I am just doing my job, I have to pay my mortgage.
This is what the guard said to me when I arrived back and said I couldn’t find the medicine. He said she would have to go without it. I don’t remember what I said, but his response was this.
Dual Representational Theory of Traumatic Memory
I can’t remember a lot of the details of the second time it happened. The memory is in snippets and sounds. Somebody else packed her things. She lived here for 13 years, has British children and grandchildren.

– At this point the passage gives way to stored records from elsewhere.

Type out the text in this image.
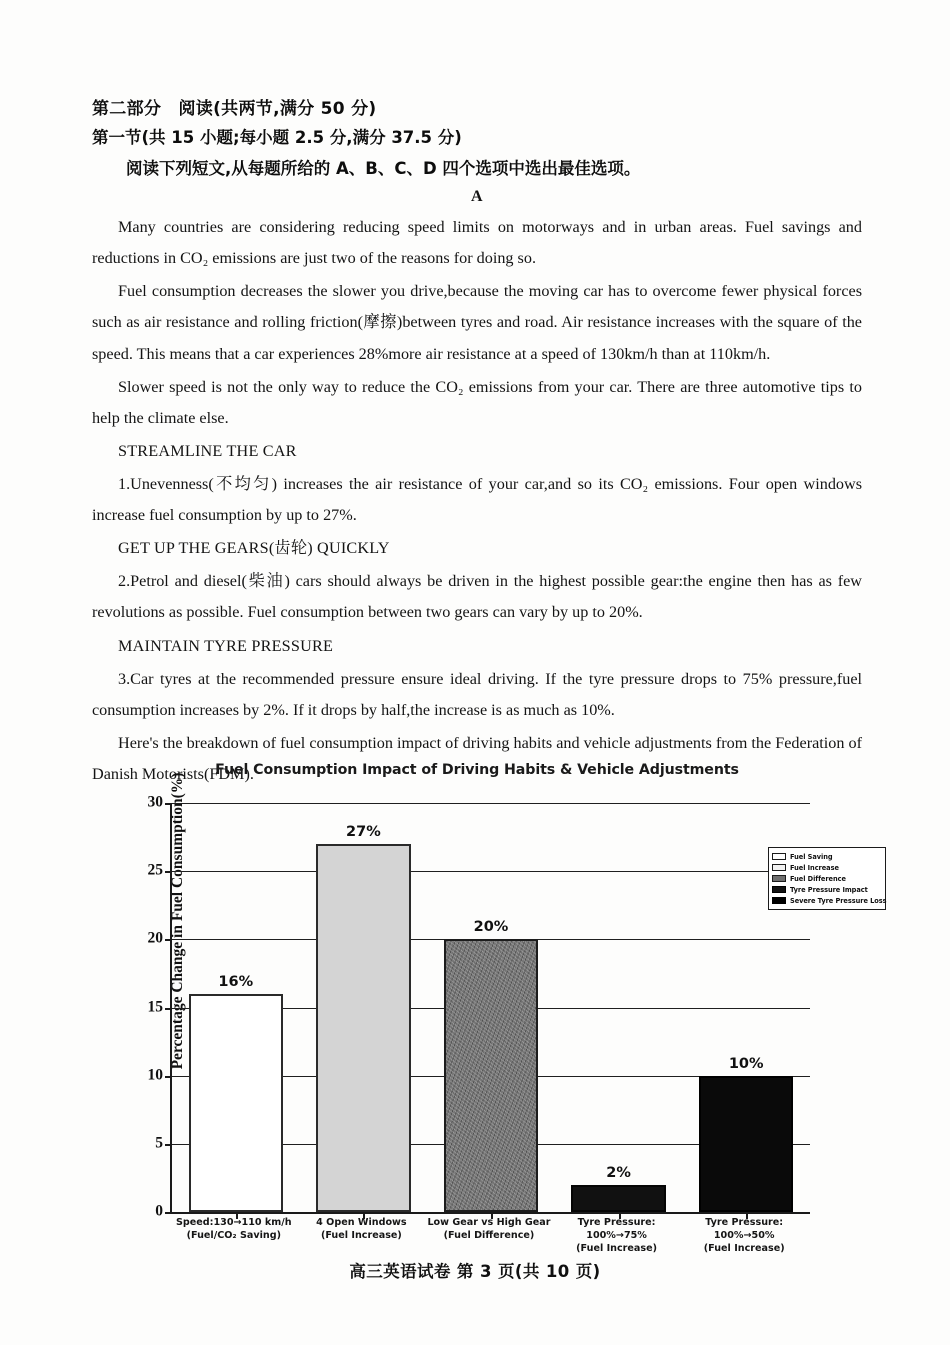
第二部分　阅读(共两节,满分 50 分)
第一节(共 15 小题;每小题 2.5 分,满分 37.5 分)
阅读下列短文,从每题所给的 A、B、C、D 四个选项中选出最佳选项。
A

Many countries are considering reducing speed limits on motorways and in urban areas. Fuel savings and reductions in CO₂ emissions are just two of the reasons for doing so.

Fuel consumption decreases the slower you drive,because the moving car has to overcome fewer physical forces such as air resistance and rolling friction(摩擦)between tyres and road. Air resistance increases with the square of the speed. This means that a car experiences 28%more air resistance at a speed of 130km/h than at 110km/h.

Slower speed is not the only way to reduce the CO₂ emissions from your car. There are three automotive tips to help the climate else.

STREAMLINE THE CAR

1.Unevenness(不均匀) increases the air resistance of your car,and so its CO₂ emissions. Four open windows increase fuel consumption by up to 27%.

GET UP THE GEARS(齿轮) QUICKLY

2.Petrol and diesel(柴油) cars should always be driven in the highest possible gear:the engine then has as few revolutions as possible. Fuel consumption between two gears can vary by up to 20%.

MAINTAIN TYRE PRESSURE

3.Car tyres at the recommended pressure ensure ideal driving. If the tyre pressure drops to 75% pressure,fuel consumption increases by 2%. If it drops by half,the increase is as much as 10%.

Here's the breakdown of fuel consumption impact of driving habits and vehicle adjustments from the Federation of Danish Motorists(FDM).

Fuel Consumption Impact of Driving Habits & Vehicle Adjustments
Percentage Change in Fuel Consumption(%)
0
5
10
15
20
25
30
16%
27%
20%
2%
10%
Fuel Saving
Fuel Increase
Fuel Difference
Tyre Pressure Impact
Severe Tyre Pressure Loss
Speed:130→110 km/h
(Fuel/CO₂ Saving)
4 Open Windows
(Fuel Increase)
Low Gear vs High Gear
(Fuel Difference)
Tyre Pressure: 100%→75%
(Fuel Increase)
Tyre Pressure: 100%→50%
(Fuel Increase)
高三英语试卷 第 3 页(共 10 页)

There are some facts. She was refused and detained simultaneously. We could not get her adequate legal representation. There were horrible panicked calls from the detention centre. She successfully resisted her first removal. While waiting for transport back to Yarls Wood somebody called her on the phone in the waiting room. A guard handed her the phone. A person told her she would be bailed for £800. Her family gave this person the money. They were not heard from again. Her family went to the police. They asked to file a report. The police did not allow them to file a report. The detention centre admitted that this has happened before. Her family asked the detention centre to call the police so that she could make a report. She never made a police report.
They removed her suddenly.
She called me.
She told the guard she wanted to pray.
The guard told her that God wanted her to get on the plane.
I heard this because I was on the phone.
We don’t know what to do with her stuff.
There is a lot of stuff.
The fake solicitor was finally apprehended.
It is over a year and her things are still in our office.
We do not know what to do.
We all still have problems talking about it.